Thierry Bonvalot, le psychiatre qui plus tard alerte l’hôpital sur le cas du Dr Le Scouarnec, décide d’aller voir le radiologue. Il le retrouve dans le bureau de Joël Le Scouarnec. Il raconte cette scène troublante : "J’ai demandé [au Dr Fréhat] de modifier sa pratique et d’avoir à ses côtés des manipulateurs radio pendant les examens gynécologiques."
Il m’a répondu qu’il s’en foutait, qu’il faisait ce qu’il voulait. Il a été secouru par le Dr Le Scouarnec qui m’a dit que je me mêlais de ce qui ne me regardait pas.
Thierry Bonvalotà franceinfo
L’hôpital puis la justice interdisent alors au radiologue de rester seul avec ses patientes, en vain. D’autres plaintes suivent.

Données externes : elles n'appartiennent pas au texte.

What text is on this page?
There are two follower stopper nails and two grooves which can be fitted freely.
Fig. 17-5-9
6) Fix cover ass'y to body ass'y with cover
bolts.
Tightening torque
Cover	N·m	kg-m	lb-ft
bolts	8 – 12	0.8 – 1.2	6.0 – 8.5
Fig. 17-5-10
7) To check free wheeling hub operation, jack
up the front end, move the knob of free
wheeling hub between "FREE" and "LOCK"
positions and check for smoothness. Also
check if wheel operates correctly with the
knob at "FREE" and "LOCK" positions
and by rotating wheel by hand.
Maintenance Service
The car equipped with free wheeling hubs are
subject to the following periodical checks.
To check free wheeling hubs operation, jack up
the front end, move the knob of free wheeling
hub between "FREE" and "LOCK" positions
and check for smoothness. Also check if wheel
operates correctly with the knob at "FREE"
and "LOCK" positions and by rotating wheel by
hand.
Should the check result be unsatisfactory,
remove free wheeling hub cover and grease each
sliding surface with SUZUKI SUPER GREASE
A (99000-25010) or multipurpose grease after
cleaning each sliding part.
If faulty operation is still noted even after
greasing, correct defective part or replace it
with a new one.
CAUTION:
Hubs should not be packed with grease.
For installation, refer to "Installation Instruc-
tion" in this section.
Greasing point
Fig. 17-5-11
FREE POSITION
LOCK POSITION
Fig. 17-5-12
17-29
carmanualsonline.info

Le Dr Fréhat est mis en examen et placé en détention provisoire en 2007. Il est condamné par contumace à 18 ans de prison pour agressions sexuelles et viols sur une trentaine de patientes, dont huit mineures. Après des aveux à demi-mot, il s’enfuit au dernier jour de son procès. Il est introuvable à ce jour.
Ces cas interpellent Francesca Satta, l'avocate qui défend plusieurs victimes de Joël Le Scouarnec : "Deux praticiens qui se retrouvent en même temps à commettre des exactions sur des patients dans le même hôpital, cela pose des questions énormes. Il faudra comprendre pourquoi autant de personnes se retrouvent au même endroit et visiblement se connaissent. Il faudra que l’enquête puisse démontrer s’il y a des liens ou pas, et comment on peut les expliquer", conclut l’avocate.